Tuesday, August 8, 2006

Nothing but the truthiness

Scott Adams (of Dilbert fame) has married into parenting. Here is an amusing post of how he dealt with escalating children demands.

I’m not experienced at parenting. Sometimes it shows. Recently I offered to buy a video game for my newly acquired 6-year old son. There was no particular reason for the gift except that I was going to Best Buy for something else and wanted to give him a reason to come along. At this point in my story, those of you who are experienced parents already know the mistake I made. The conversation took an ugly turn:

6-year old: Yay! A new video game!

Me: Put on your shoes and you can go pick it out with me.

6-year old: Can we buy TWO video games?

Me: No, just one.

6-year old: Why can’t we buy two? You’re rich.

Well, at this point, I’m totally screwed. I feel a responsibility to give good reasons for my decisions whenever possible. I refuse to use “because I said so” or “we can’t afford it” because he’d see through those in a heartbeat. And I couldn’t lecture to him about the benefits of moderation because at the time we were preparing for a cruise to the Caribbean. I had nothing.

Worse yet, if I agreed to buy him two video games just to make the problem go away, he’d ask for three. He’s smart that way. Then his sister would demand a pony in the name of fairness. Before long the whole thing would degenerate into tears, biting, and permanent emotional scars. And that’s just me.

My new mother-in-law advised me to tell the kids they have to earn everything. In theory, that will keep them from being spoiled. There’s merit to that approach, but I worry that they’ll start demanding a new toy ever time they eat a vegetable. “Earning” is way too vague.

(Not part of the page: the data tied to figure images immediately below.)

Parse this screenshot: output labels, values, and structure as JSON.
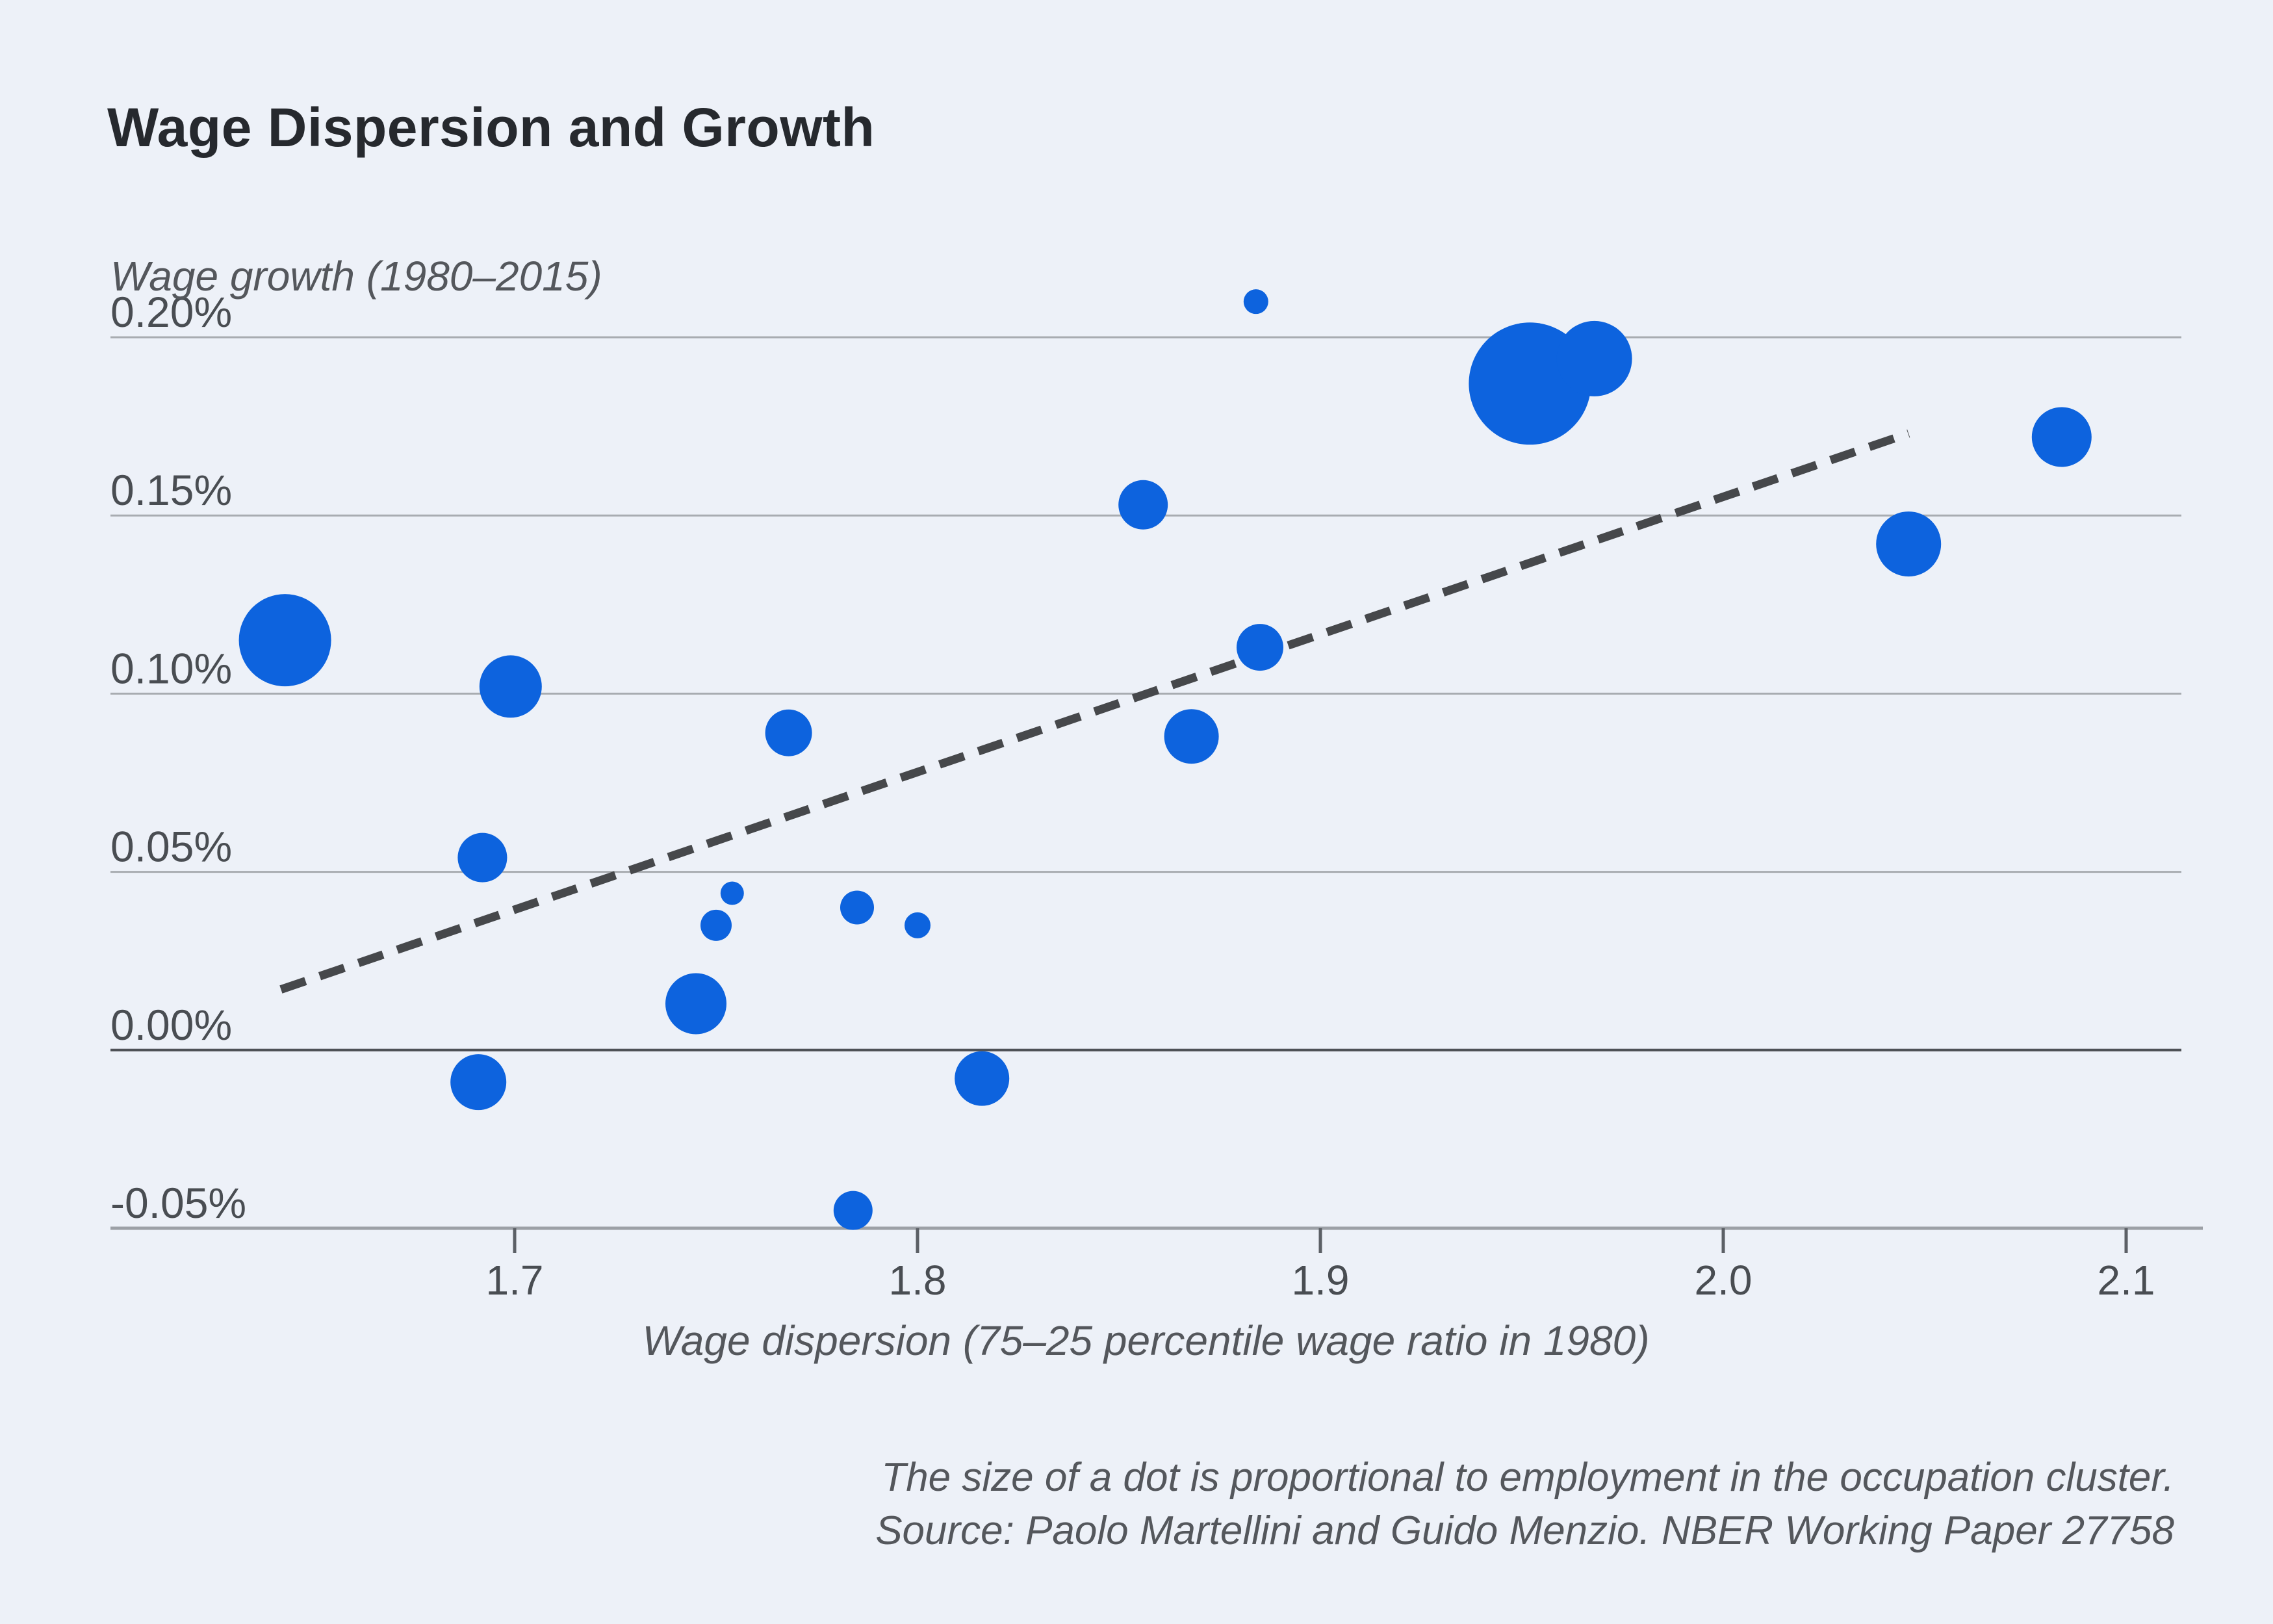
{
  "page": {
    "background_color": "#edf1f8"
  },
  "chart_data": {
    "type": "scatter",
    "title": "Wage Dispersion and Growth",
    "y_axis_label": "Wage growth (1980–2015)",
    "x_axis_label": "Wage dispersion (75–25 percentile wage ratio in 1980)",
    "note_line1": "The size of a dot is proportional to employment in the occupation cluster.",
    "note_line2": "Source: Paolo Martellini and Guido Menzio. NBER Working Paper 27758",
    "legend": false,
    "grid": true,
    "xlim": [
      1.6,
      2.12
    ],
    "ylim": [
      -0.055,
      0.215
    ],
    "x_ticks": [
      {
        "value": 1.7,
        "label": "1.7"
      },
      {
        "value": 1.8,
        "label": "1.8"
      },
      {
        "value": 1.9,
        "label": "1.9"
      },
      {
        "value": 2.0,
        "label": "2.0"
      },
      {
        "value": 2.1,
        "label": "2.1"
      }
    ],
    "y_ticks": [
      {
        "value": 0.2,
        "label": "0.20%"
      },
      {
        "value": 0.15,
        "label": "0.15%"
      },
      {
        "value": 0.1,
        "label": "0.10%"
      },
      {
        "value": 0.05,
        "label": "0.05%"
      },
      {
        "value": 0.0,
        "label": "0.00%"
      },
      {
        "value": -0.05,
        "label": "-0.05%"
      }
    ],
    "point_color": "#0d63de",
    "points": [
      {
        "x": 1.643,
        "y": 0.115,
        "size": 71
      },
      {
        "x": 1.699,
        "y": 0.102,
        "size": 48
      },
      {
        "x": 1.692,
        "y": 0.054,
        "size": 38
      },
      {
        "x": 1.691,
        "y": -0.009,
        "size": 43
      },
      {
        "x": 1.768,
        "y": 0.089,
        "size": 36
      },
      {
        "x": 1.754,
        "y": 0.044,
        "size": 18
      },
      {
        "x": 1.75,
        "y": 0.035,
        "size": 24
      },
      {
        "x": 1.745,
        "y": 0.013,
        "size": 47
      },
      {
        "x": 1.785,
        "y": 0.04,
        "size": 26
      },
      {
        "x": 1.8,
        "y": 0.035,
        "size": 20
      },
      {
        "x": 1.816,
        "y": -0.008,
        "size": 42
      },
      {
        "x": 1.784,
        "y": -0.045,
        "size": 30
      },
      {
        "x": 1.856,
        "y": 0.153,
        "size": 38
      },
      {
        "x": 1.868,
        "y": 0.088,
        "size": 42
      },
      {
        "x": 1.884,
        "y": 0.21,
        "size": 19
      },
      {
        "x": 1.885,
        "y": 0.113,
        "size": 36
      },
      {
        "x": 1.952,
        "y": 0.187,
        "size": 94
      },
      {
        "x": 1.968,
        "y": 0.194,
        "size": 58
      },
      {
        "x": 2.046,
        "y": 0.142,
        "size": 50
      },
      {
        "x": 2.084,
        "y": 0.172,
        "size": 46
      }
    ],
    "trend_line": {
      "style": "dashed",
      "color": "#46484b",
      "x1": 1.642,
      "y1": 0.017,
      "x2": 2.046,
      "y2": 0.173
    },
    "colors": {
      "gridline": "#a8acb1",
      "zero_line": "#4e5156",
      "bottom_axis": "#9ca0a6",
      "tick_mark": "#5c6066",
      "tick_label": "#494d52",
      "title_text": "#26292e",
      "secondary_text": "#54575c"
    }
  }
}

Luckily, what I lack in parenting skills I make up for in weasel experience. My strategy – and it has been extremely successful so far – is to offer such boringly technical explanations that his 6-year old eyes glaze over and he wanders away. For example:

Me: Well, the reason you can have one but not two video games will require an explanation that spans the fields of economics and psychology. Pull up a chair and I’ll begin by discussing the future expected value of good character development versus the present incremental value of an extra video game. Would it help to review the concept of discounted cash flows?

6-year old: Never mind. I’ll ask Mom.

My method has the advantage that he understands I have a reason, and he’s reminded that I’m still smarter than he is. I plan to milk this approach until he starts reading my blog.

Suffice it to say I have employed the same strategy of truthiness to great effect. Adams has a background in economics and business so I can't rule out that it requires those skills. However, I can also recommend it for tricky discussions on sex, birthing, god and evolution.